SHANGHAI (Reuters) - Hundreds of people rushed to withdraw money from a branch of a small Chinese bank after rumors spread about its solvency, reflecting growing anxiety among investors as regulators signal greater tolerance for credit defaults.
The case highlights the urgency of plans to implement a deposit insurance system to protect investors’ deposits in case of bank insolvency, given that Chinese are growing increasingly nervous about the impact that slowing economic growth will have on the viability of financial institutions.
Regulators have said they will roll out deposit insurance as soon as possible, without giving a firm deadline.
Domestic media reported, and a local official confirmed, that ordinary depositors swarmed a branch of Jiangsu Sheyang Rural Commercial Bank in Yancheng in economically troubled Jiangsu province on Monday.
Bank Chairman Zang Zhengzhi was quoted as saying the bank would ensure payments to all the depositors. The report did not say how the rumor originated.
Why Yancheng investors suddenly lost confidence in the security of their bank deposits is not clear, given that the Sheyang bank is subject to formal reserve requirements, loan-to-deposit ratios and other rules to ensure they keep sufficient cash on hand to meet demand.
Bank failures in China are virtually unknown, as Chinese banks are considered to operate under an implicit guarantee from the government.
Finally, the central bank has eased up on money rates since February, and traders say liquidity in the interbank market -- where banks like Sheyang bank can tap short-term funds to meet depositor demand -- remains relatively relaxed.

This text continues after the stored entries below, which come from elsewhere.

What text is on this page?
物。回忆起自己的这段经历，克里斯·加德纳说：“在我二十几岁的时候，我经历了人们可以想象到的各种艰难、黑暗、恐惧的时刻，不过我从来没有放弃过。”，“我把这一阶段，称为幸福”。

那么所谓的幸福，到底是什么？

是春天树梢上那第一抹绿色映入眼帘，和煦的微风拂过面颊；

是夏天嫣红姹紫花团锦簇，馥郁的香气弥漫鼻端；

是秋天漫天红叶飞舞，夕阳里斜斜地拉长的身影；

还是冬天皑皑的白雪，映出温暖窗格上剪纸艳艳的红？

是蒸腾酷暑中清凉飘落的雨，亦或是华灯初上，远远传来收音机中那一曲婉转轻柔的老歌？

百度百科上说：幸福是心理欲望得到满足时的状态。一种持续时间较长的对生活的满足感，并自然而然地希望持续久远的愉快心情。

“It’s true that these rumors exist, but actually (the bank going bankrupt) is impossible. It’s a completely different situation from the problem with the cooperatives,” said Zhang Chaoyang, an official at the propaganda department of the Communist Party committee in Tinghu district, where the bank branch is located.
Zhang was referring to an incident that rattled depositors in Yancheng in January, when some local rural cooperatives -- which are not subject to the supervision of the bank regulator -- ran out of cash and locked their doors.
Local officials say several co-op bosses fled after committing fraud.
China’s central bank governor said earlier this month that deposit rates are likely to liberalized in one to two years - the most explicit timeframe to date for what would be the final step in freeing up banks to set their own interest rates.
It is widely expected to introduce a deposit insurance scheme before liberalizing deposit rates to protect savers in case a freed-up market leads to major strains on smaller banks and alarms the public. Analysts also expect the controls on deposit rates to be lifted gradually. Is China’s debt nightmare a province called Jiangsu?
Local and global investors in China have taken note of Beijing’s recent decision to allow China’s first domestic bond default by Shanghai Chaori Solar Energy Science and Technology Co Ltd in March. Officials have indicated publicly that they are not worried that more defaults will damage economic stability.
In the past, domestic bond issuers were routinely bailed out by local governments and banks, and the willingness of regulators to let Chaori miss interest payments negatively impacted rates in Chinese offshore credit markets.
More recently, media also reported a heavily indebted real estate developer in Zhejiang province was at risk of defaulting on 3.5 billion yuan ($565 million) worth of loans -- a situation that has yet to be resolved.
When contacted by Reuters by phone on Tuesday, an official at the Jiangsu Sheyang Rural Commercial Bank branch hung up, saying she was busy.
An official at the administrative office at Jiangsu Sheyang Rural Commercial Bank said the bank would publish a statement shortly. On its website, the bank says it is capitalized at 525 million yuan ($85 million) and had total deposits of 12 billion yuan as of end-February,
Officials at the Jiangsu branch offices of the China Banking Regulatory Commission (CBRC) declined to comment. The Yancheng branch of CBRC and the propaganda offices in Yancheng city and Sheyang county did not answer calls seeking comment.